O príncipe herdeiro, conhecido pela sigla MbS, quer fazer regressar a Arábia Saudita a um islamismo moderado, “aberto ao mundo e a todas as religiões”, bem diferente da doutrina ultraconservadora que, pegando nos ensinamentos do pregador Wahhab, do séc. xviii, se dedicou a impor medidas sociais destinadas a purificar o islamismo e devolvê-lo às raízes do séc. VII.

“Em certo sentido, Mohammed bin Salman está a tentar lutar contra um establishment religioso que já está enfraquecido. A maioria dos clérigos wahabitas não estão contentes com o que se está a passar, mas preservar a aliança com a monarquia [que vem desde a fundação da dinastia de Saud, no séc. xviii] é o mais importante. Têm mais a perder se protestarem”, diz ao “New York Times” Stéphane Lacroix, especialista em política islâmica do Instituto de Estudos Políticos de Paris (Sciences Po).

Três pilares da visão saudita 2030

Uma sociedade vibrante: Este pilar consiste na reafirmação da identidade muçulmana da Arábia Saudita, como farol do mundo árabe e islâmico com a referência em Meca. Os princípios islâmicos da moderação, do orgulho e da cultural ancestrais estarão no centro. O governo saudita irá focar-se no aumento do número de peregrinos que viajam a Meca para a umra (a peregrinação que pode ser feita durante todo o ano, ao contrário da hajj), com o reforço e modernização das infraestruturas de transportes, mas também com a realização de eventos culturais e a construção do maior museu islâmico do mundo, a fim de impulsionar o árabe enquanto língua global. Em termos de qualidade de vida, o governo considera a saúde um elemento fundamental para o sucesso do programa, encorajando a prática de desporto pela população. 
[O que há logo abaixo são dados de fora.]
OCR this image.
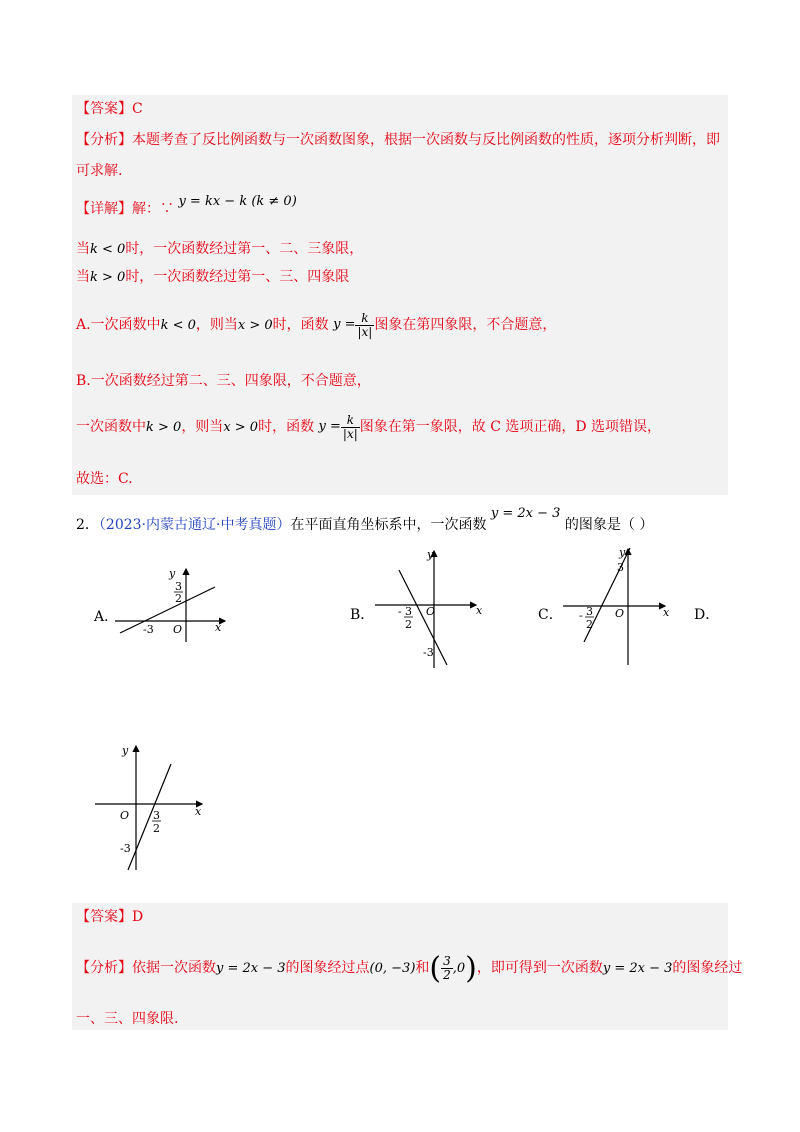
【答案】C
【分析】本题考查了反比例函数与一次函数图象，根据一次函数与反比例函数的性质，逐项分析判断，即
可求解.
【详解】解：∵ y = kx − k (k ≠ 0)
当k < 0时，一次函数经过第一、二、三象限，
当k > 0时，一次函数经过第一、三、四象限
A.一次函数中k < 0，则当x > 0时，函数 $y = \frac{k}{|x|}$ 图象在第四象限，不合题意，
B.一次函数经过第二、三、四象限，不合题意，
一次函数中k > 0，则当x > 0时，函数 $y = \frac{k}{|x|}$ 图象在第一象限，故 C 选项正确，D 选项错误，
故选：C.
2．（2023·内蒙古通辽·中考真题）在平面直角坐标系中，一次函数 y = 2x − 3 的图象是（ ）
A．	B．	C．	D．
y
3
2
-3 O	x
y
- 3
2
O
-3
x
y
3
- 3
2
O	x
y
O 3
2
-3
x
【答案】D
【分析】依据一次函数y = 2x − 3的图象经过点(0, −3)和( $\frac{3}{2} ,0$)，即可得到一次函数y = 2x − 3的图象经过
一、三、四象限.
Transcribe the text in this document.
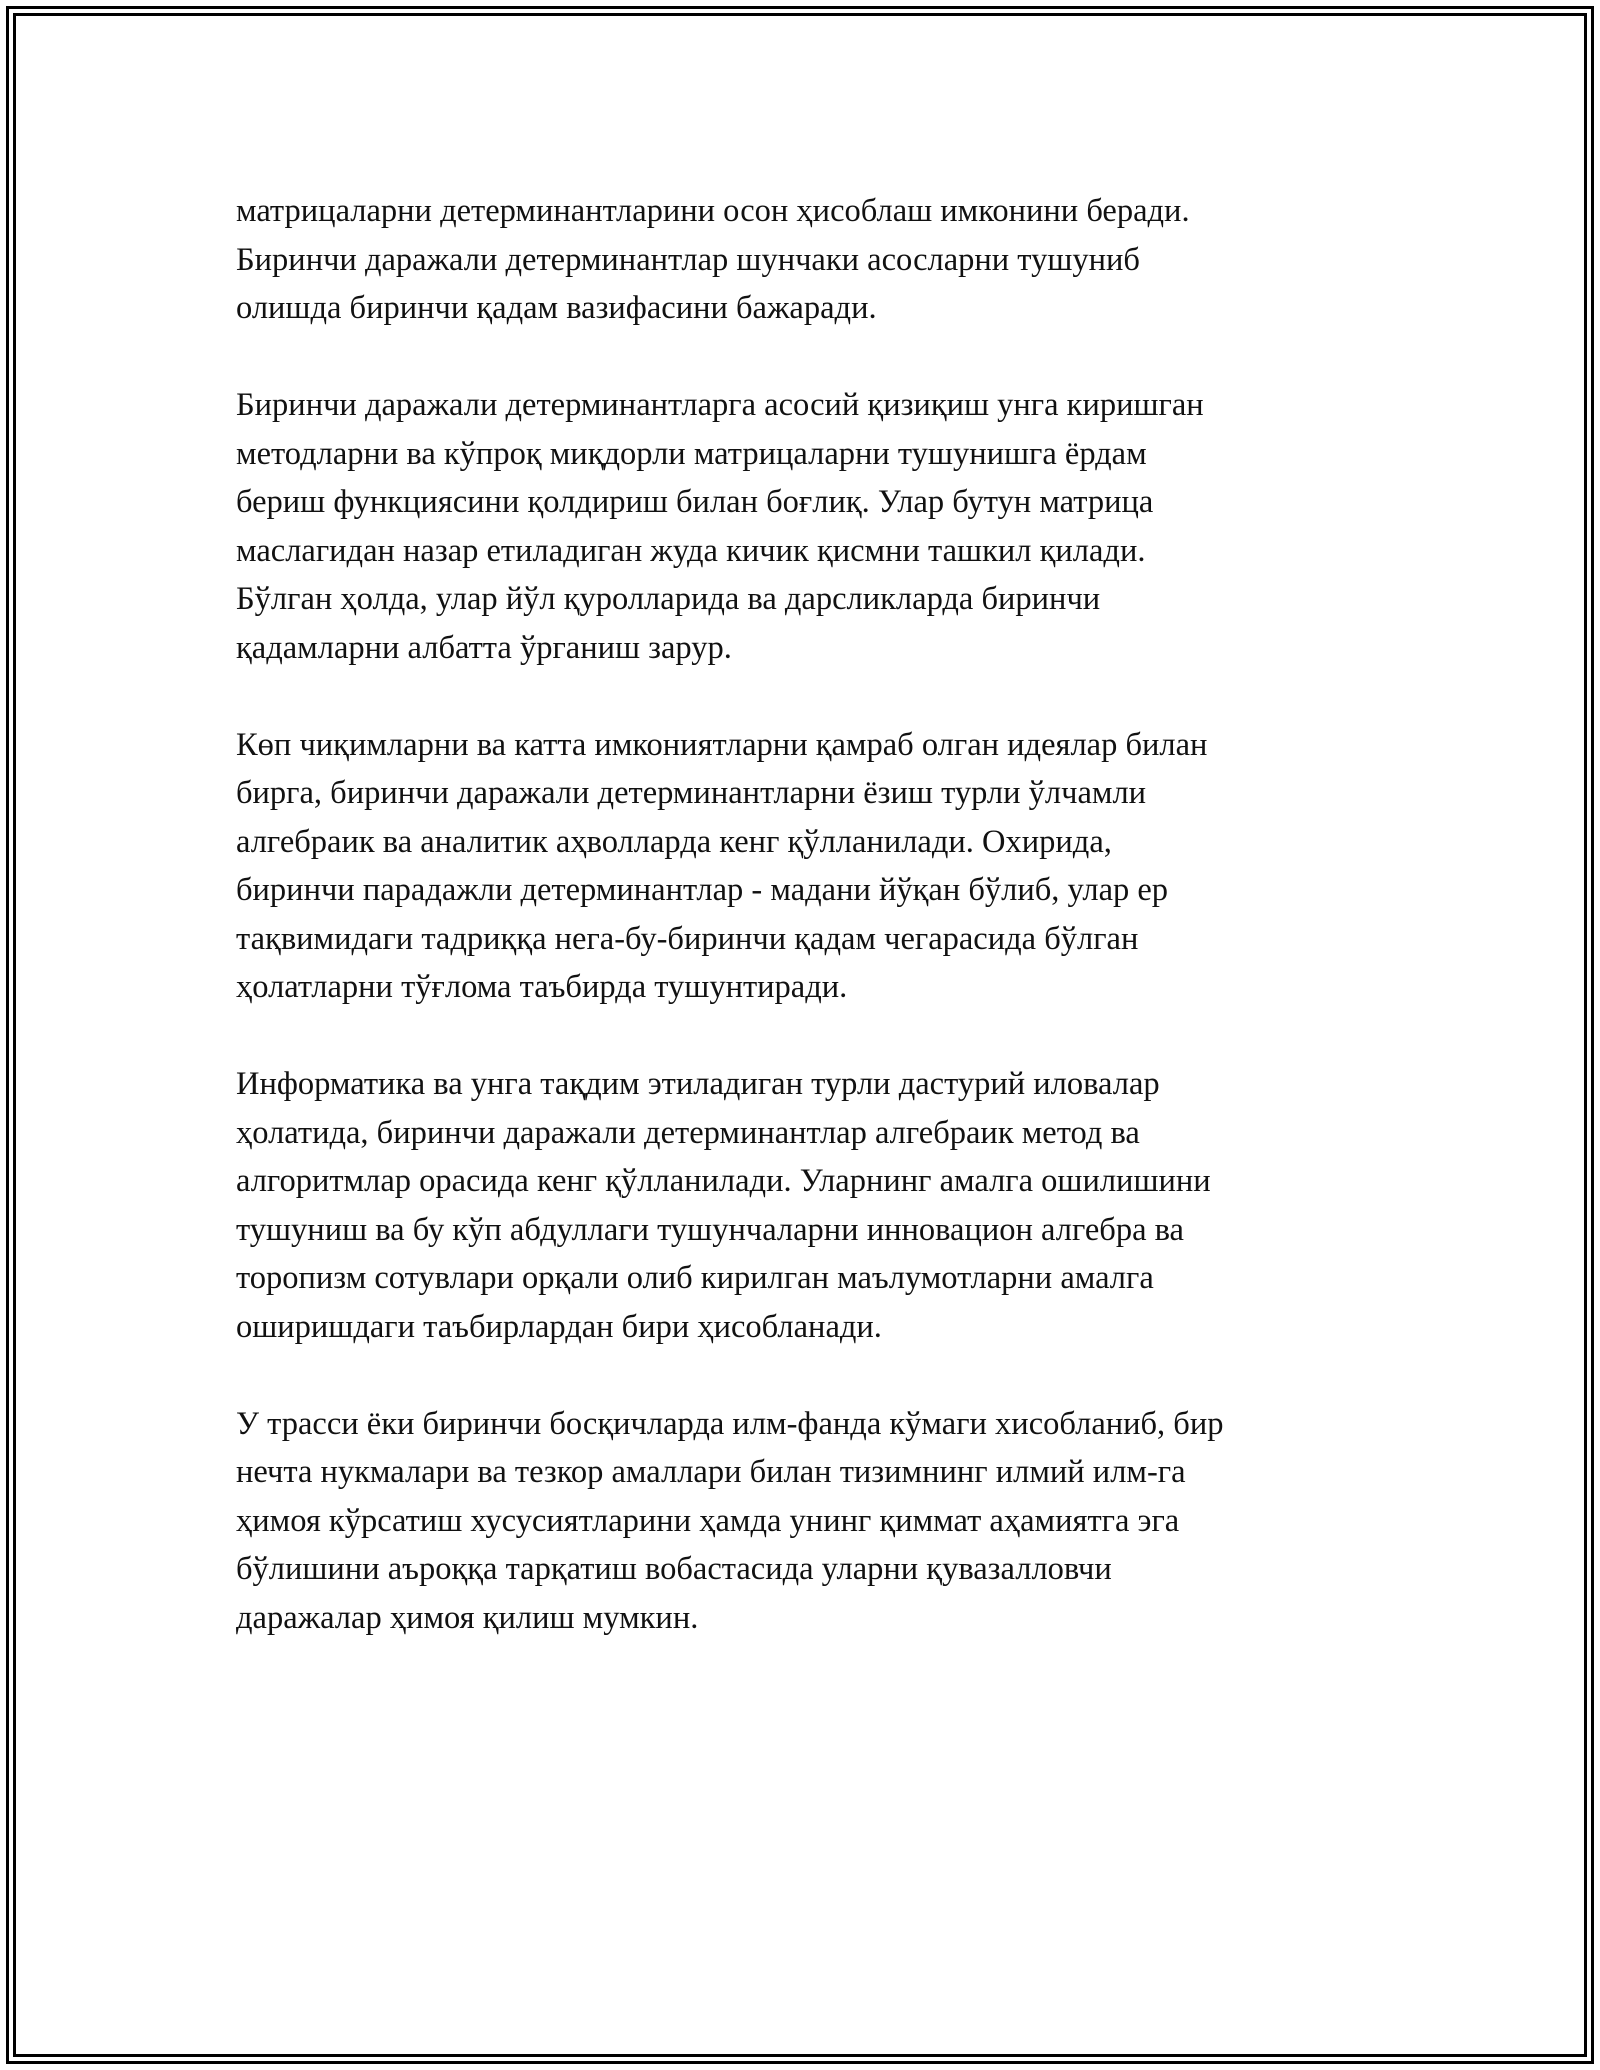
матрицаларни детерминантларини осон ҳисоблаш имконини беради.
Биринчи даражали детерминантлар шунчаки асосларни тушуниб
олишда биринчи қадам вазифасини бажаради.

Биринчи даражали детерминантларга асосий қизиқиш унга киришган
методларни ва кўпроқ миқдорли матрицаларни тушунишга ёрдам
бериш функциясини қолдириш билан боғлиқ. Улар бутун матрица
маслагидан назар етиладиган жуда кичик қисмни ташкил қилади.
Бўлган ҳолда, улар йўл қуролларида ва дарсликларда биринчи
қадамларни албатта ўрганиш зарур.

Көп чиқимларни ва катта имкониятларни қамраб олган идеялар билан
бирга, биринчи даражали детерминантларни ёзиш турли ўлчамли
алгебраик ва аналитик аҳволларда кенг қўлланилади. Охирида,
биринчи парадажли детерминантлар - мадани йўқан бўлиб, улар ер
тақвимидаги тадриққа нега-бу-биринчи қадам чегарасида бўлган
ҳолатларни тўғлома таъбирда тушунтиради.

Информатика ва унга тақдим этиладиган турли дастурий иловалар
ҳолатида, биринчи даражали детерминантлар алгебраик метод ва
алгоритмлар орасида кенг қўлланилади. Уларнинг амалга ошилишини
тушуниш ва бу кўп абдуллаги тушунчаларни инновацион алгебра ва
торопизм сотувлари орқали олиб кирилган маълумотларни амалга
оширишдаги таъбирлардан бири ҳисобланади.

У трасси ёки биринчи босқичларда илм-фанда кўмаги хисобланиб, бир
нечта нукмалари ва тезкор амаллари билан тизимнинг илмий илм-га
ҳимоя кўрсатиш хусусиятларини ҳамда унинг қиммат аҳамиятга эга
бўлишини аъроққа тарқатиш вобастасида уларни қувазалловчи
даражалар ҳимоя қилиш мумкин.
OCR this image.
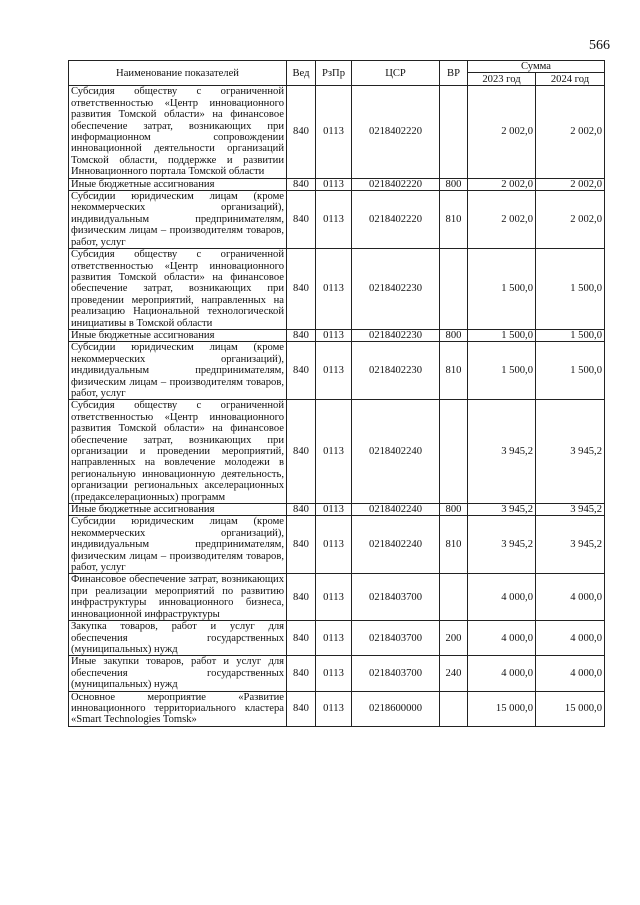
566
Наименование показателей	Вед	РзПр	ЦСР	ВР	Сумма	
					2023 год	2024 год
Субсидия обществу с ограниченной ответственностью «Центр инновационного развития Томской области» на финансовое обеспечение затрат, возникающих при информационном сопровождении инновационной деятельности организаций Томской области, поддержке и развитии Инновационного портала Томской области	840	0113	0218402220		2 002,0	2 002,0
Иные бюджетные ассигнования	840	0113	0218402220	800	2 002,0	2 002,0
Субсидии юридическим лицам (кроме некоммерческих организаций), индивидуальным предпринимателям, физическим лицам – производителям товаров, работ, услуг	840	0113	0218402220	810	2 002,0	2 002,0
Субсидия обществу с ограниченной ответственностью «Центр инновационного развития Томской области» на финансовое обеспечение затрат, возникающих при проведении мероприятий, направленных на реализацию Национальной технологической инициативы в Томской области	840	0113	0218402230		1 500,0	1 500,0
Иные бюджетные ассигнования	840	0113	0218402230	800	1 500,0	1 500,0
Субсидии юридическим лицам (кроме некоммерческих организаций), индивидуальным предпринимателям, физическим лицам – производителям товаров, работ, услуг	840	0113	0218402230	810	1 500,0	1 500,0
Субсидия обществу с ограниченной ответственностью «Центр инновационного развития Томской области» на финансовое обеспечение затрат, возникающих при организации и проведении мероприятий, направленных на вовлечение молодежи в региональную инновационную деятельность, организации региональных акселерационных (предакселерационных) программ	840	0113	0218402240		3 945,2	3 945,2
Иные бюджетные ассигнования	840	0113	0218402240	800	3 945,2	3 945,2
Субсидии юридическим лицам (кроме некоммерческих организаций), индивидуальным предпринимателям, физическим лицам – производителям товаров, работ, услуг	840	0113	0218402240	810	3 945,2	3 945,2
Финансовое обеспечение затрат, возникающих при реализации мероприятий по развитию инфраструктуры инновационного бизнеса, инновационной инфраструктуры	840	0113	0218403700		4 000,0	4 000,0
Закупка товаров, работ и услуг для обеспечения государственных (муниципальных) нужд	840	0113	0218403700	200	4 000,0	4 000,0
Иные закупки товаров, работ и услуг для обеспечения государственных (муниципальных) нужд	840	0113	0218403700	240	4 000,0	4 000,0
Основное мероприятие «Развитие инновационного территориального кластера «Smart Technologies Tomsk»	840	0113	0218600000		15 000,0	15 000,0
Uma economia próspera: O governo saudita pretende diversificar a economia, libertando-a da dependência do petróleo. Apostando na educação como base para uma economia competitiva, pretende desenvolver um sistema educativo alinhado com as necessidades do mercado, criando novas oportunidades de empreendedorismo. A carteira de investimento irá sendo diversificada para desbloquear o crescimento de setores económicos. Para além disto, irá também privatizar alguns serviços públicos com o intuito de melhorar o ambiente económico e atrair investimento estrangeiro, bem como capital humano. A localização geográfica desempenha um papel fundamental neste pilar, já que a Arábia Saudita pretende transformar-se num centro nevrálgico para a economia mundial.

Uma nação ambiciosa: O governo saudita quer realçar a ambição da nação saudita através da transparência, prestação de contas e desempenho – fortalecendo a proteção dos recursos vitais sauditas, potenciando transparência, prestação de contas e desempenho governativo, mantendo, ao mesmo tempo, o compromisso de não cobrar impostos sobre rendimentos e bens, e conseguindo fugir aos défices orçamentais através da diversificação económica. O plano visa intensificar os laços com o setor privado e com os cidadãos, melhorando a comunicação e o trabalho dos serviços públicos. Haverá uma reestruturação dos conselhos supremos com a criação do Conselho de Assuntos Políticos e de Segurança e o Conselho dos Assuntos Económicos e de Desenvolvimento.